Personnel Imperatives: Maria, Eleanor, and Johnny Dowd

Producer: Maria Mallon and I were introduced in a cafe. Tall, dark. Disarming and harsh. A direct LA approach that sent locals running for cover. The day before our first car sequences we suddenly had no car, Maria went running through town with "Your car is beautiful! Let's put it in a movie!" fliers. I knew that STRAY was going to make it into the can. Tenacious and with long lasting energy, she adopted the film and all the film's orphans--fed them, gave them some tough love, etc. Her boundless energy.

Lilly: Eleanor Holzbaur-Ritter came into the same cafe in Ithaca, NY where I had met Maria. Toothy smile, short for her age, light coloring, beautiful eyes. She was a pro; she handed me 2 or 3 video cassettes, and we talked. She later read with Maria--Maria's a friend of her family--Maria and I spoke, and it was on.
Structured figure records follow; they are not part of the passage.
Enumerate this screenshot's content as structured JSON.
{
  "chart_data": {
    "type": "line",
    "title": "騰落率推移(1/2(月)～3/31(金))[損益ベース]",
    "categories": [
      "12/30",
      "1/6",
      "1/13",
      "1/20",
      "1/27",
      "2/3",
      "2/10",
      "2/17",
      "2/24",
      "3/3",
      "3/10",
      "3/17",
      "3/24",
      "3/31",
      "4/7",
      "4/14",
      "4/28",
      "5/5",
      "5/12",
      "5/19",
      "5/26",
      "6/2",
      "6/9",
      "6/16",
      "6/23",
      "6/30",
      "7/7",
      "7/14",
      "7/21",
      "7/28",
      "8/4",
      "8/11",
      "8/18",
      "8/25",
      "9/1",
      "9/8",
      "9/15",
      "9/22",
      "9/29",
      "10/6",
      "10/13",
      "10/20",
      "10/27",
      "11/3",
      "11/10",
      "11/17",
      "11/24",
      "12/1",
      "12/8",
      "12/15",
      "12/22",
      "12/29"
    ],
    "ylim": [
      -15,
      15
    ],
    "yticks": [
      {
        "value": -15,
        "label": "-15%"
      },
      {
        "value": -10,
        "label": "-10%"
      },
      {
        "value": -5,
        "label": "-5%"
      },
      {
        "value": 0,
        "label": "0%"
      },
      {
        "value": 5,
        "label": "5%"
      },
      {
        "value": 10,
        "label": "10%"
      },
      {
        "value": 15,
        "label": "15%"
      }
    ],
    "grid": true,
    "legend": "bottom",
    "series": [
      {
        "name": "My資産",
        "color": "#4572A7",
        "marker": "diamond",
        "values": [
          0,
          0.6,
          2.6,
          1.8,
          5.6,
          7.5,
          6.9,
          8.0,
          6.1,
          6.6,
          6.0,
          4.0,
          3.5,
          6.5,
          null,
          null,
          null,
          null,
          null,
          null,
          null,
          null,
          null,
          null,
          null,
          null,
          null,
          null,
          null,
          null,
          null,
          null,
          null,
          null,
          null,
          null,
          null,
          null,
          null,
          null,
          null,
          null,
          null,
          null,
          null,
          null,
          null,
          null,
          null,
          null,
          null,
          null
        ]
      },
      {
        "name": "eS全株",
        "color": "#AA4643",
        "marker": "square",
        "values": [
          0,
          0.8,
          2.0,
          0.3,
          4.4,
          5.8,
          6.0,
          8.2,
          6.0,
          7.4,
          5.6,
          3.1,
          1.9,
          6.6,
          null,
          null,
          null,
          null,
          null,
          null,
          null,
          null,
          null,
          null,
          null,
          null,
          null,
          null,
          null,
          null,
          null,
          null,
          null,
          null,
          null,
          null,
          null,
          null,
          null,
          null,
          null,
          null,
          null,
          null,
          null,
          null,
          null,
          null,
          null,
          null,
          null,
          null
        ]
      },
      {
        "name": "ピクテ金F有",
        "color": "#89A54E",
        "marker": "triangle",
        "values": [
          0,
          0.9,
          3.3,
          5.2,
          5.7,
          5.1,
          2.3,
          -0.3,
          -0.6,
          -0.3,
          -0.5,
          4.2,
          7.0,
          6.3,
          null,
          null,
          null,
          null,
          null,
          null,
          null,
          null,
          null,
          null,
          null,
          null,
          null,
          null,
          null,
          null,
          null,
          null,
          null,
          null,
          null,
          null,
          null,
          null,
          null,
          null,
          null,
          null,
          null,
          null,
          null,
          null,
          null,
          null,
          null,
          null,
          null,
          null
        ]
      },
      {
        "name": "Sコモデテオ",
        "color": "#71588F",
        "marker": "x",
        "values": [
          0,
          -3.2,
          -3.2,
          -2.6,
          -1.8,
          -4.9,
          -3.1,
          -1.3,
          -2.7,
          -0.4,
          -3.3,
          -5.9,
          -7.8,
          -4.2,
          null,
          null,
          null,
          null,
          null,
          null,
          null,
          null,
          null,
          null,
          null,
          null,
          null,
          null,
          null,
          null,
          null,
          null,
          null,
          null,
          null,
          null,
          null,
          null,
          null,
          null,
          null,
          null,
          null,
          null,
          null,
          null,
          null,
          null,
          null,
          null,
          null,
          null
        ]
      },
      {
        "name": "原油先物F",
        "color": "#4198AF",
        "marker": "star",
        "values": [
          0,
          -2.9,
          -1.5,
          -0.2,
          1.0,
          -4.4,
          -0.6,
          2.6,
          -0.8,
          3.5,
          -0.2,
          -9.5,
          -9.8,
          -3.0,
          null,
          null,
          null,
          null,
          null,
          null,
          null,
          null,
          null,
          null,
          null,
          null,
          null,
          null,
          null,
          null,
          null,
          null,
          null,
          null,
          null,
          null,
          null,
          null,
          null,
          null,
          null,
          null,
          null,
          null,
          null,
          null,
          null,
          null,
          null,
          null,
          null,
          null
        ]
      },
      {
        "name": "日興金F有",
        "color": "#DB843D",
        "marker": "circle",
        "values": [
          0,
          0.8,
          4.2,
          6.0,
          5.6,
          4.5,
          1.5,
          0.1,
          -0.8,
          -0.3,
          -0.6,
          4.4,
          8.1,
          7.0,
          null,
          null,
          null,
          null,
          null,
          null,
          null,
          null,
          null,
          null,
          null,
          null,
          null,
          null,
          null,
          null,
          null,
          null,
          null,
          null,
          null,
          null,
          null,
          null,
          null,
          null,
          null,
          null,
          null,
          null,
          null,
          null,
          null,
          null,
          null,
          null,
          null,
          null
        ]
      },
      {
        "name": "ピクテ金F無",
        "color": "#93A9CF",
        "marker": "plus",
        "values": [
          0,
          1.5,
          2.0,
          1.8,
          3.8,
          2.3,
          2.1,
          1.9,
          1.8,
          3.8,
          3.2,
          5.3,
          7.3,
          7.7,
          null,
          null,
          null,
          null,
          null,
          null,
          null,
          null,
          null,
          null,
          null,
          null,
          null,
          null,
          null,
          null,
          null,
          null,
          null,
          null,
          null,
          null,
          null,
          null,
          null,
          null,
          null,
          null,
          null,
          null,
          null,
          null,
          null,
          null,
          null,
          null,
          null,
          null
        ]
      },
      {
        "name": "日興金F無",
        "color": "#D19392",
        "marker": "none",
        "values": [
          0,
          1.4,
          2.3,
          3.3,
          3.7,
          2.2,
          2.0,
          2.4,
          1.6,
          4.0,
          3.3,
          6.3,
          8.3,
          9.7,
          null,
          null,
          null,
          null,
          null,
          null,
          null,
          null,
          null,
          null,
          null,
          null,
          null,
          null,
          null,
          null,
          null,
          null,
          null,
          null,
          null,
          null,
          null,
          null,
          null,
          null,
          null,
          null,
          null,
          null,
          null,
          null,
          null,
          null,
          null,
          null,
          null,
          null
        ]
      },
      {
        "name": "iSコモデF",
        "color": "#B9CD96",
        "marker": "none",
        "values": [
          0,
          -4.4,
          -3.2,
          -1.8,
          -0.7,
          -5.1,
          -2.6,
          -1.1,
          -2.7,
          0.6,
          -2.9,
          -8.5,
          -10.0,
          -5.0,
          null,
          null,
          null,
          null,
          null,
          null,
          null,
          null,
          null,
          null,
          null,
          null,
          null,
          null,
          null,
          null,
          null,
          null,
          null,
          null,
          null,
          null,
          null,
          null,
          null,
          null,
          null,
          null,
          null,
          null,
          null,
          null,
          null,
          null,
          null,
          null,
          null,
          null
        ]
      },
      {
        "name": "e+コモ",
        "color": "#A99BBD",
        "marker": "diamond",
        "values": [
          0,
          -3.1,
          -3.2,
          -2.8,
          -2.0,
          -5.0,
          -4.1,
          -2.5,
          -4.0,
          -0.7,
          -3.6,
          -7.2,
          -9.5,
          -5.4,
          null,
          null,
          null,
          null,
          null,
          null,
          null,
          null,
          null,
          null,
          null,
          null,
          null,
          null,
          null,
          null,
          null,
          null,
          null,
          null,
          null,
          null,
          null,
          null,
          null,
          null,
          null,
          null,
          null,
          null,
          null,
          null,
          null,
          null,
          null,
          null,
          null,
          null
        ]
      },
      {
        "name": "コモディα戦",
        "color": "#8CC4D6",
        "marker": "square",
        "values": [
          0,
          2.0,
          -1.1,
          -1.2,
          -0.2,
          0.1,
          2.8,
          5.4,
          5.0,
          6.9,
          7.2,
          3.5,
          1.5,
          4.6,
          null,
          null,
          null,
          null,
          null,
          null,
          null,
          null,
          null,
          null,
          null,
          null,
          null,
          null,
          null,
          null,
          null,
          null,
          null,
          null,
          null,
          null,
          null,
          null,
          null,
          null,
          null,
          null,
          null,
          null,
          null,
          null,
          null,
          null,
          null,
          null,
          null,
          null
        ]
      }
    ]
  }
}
Somehow we found the perfect Lilly without a casting call. Salesman and Momma weren't as easy to find.

Music: Johnny Dowd. I was having a difficult week. The funding for my office at Cornell had just been cut, but even worse, in the middle of a mediocre Friday night restaurant I get a call from the artist who had agreed to score STRAY.

"Hey Thomas... Hi, hey man I'm really sorry, but I've been thinking, and I'm sorry I haven't called you earlier, but I've been thinking about the music for this movie and I just can't--I just can't do it..." And then, trailing off into the air of our breakup... "I can recommend some folks: there's this guy who does some lyrics-based stuff, it's very dark and kinda, well, humorous. Name is Johnny Dowd."

"Okay, thanks, bye."

That weekend I picked myself up, knowing I had already lost one month, and went to find this music. Lyrics-based and humorous? Hmmmphf.

One year later, nearly, and I can't believe that I know Johnny Dowd. And that his music is in STRAY. Something I couldn't foresee.

Storyboards and the Look of STRAY

Color correction and the trailers. I did many things backwards on this film, as it was by far my most in depth video project. So when I saw it on an NTSC monitor for the first time, gearing up for continuity color correction, I was horrified. I had been editing the film in Final Cut Pro on computer monitors that had lulled me into complacent satisfaction. On NTSC monitors, both decent and indecent, the greens became washed out, translucent. The blacks were grey and muddy. The frame rate, refresh rate, made what had been smooth look jumpy, amateurish.

I had just spent over a year making a DR WHO episode.

First came the color correction for Trailer 01. I cut it together and then put it into a "look vise", a trash compactor. I had nothing to lose. I started by draining the color almost completely from the driving sequences--and by blurring the image slightly to remove the video flicker. By in effect erasing parts of the image I was starting to get somewhere. And again, since it was the trailer, the pressure was off. The first trailer held together and I showed it to Ron Rice. I didn't know if I had panicked and jumped to trash the film--or if it was working the way I wanted it to. Thankfully, Ron got it.

So I jumped in to adapt the rest of the film, breaking down the visual structure into 26 color families or sections.

For something larger than the trailers I needed a guiding principle, or two. The first was efficiency: I had chopped out sections of evangelist monologues to focus the viewer's attention, and I was going to approach the color correction the same way. I brought the readability of the overall image down. My focus would be to degrade the image until only the critical elements of each frame were visible.

The graphic connection I made brought the picture full circle. This principle of efficiency of image reminded me of the work I had done a year and a half earlier on the storyboards. A tight timeline and limited drawing experience led me to develop a very minimalist style for the drawings I made for STRAY. Yet the drawings were compelling. And now, I could make the video images reflect the clarity of these storyboard images.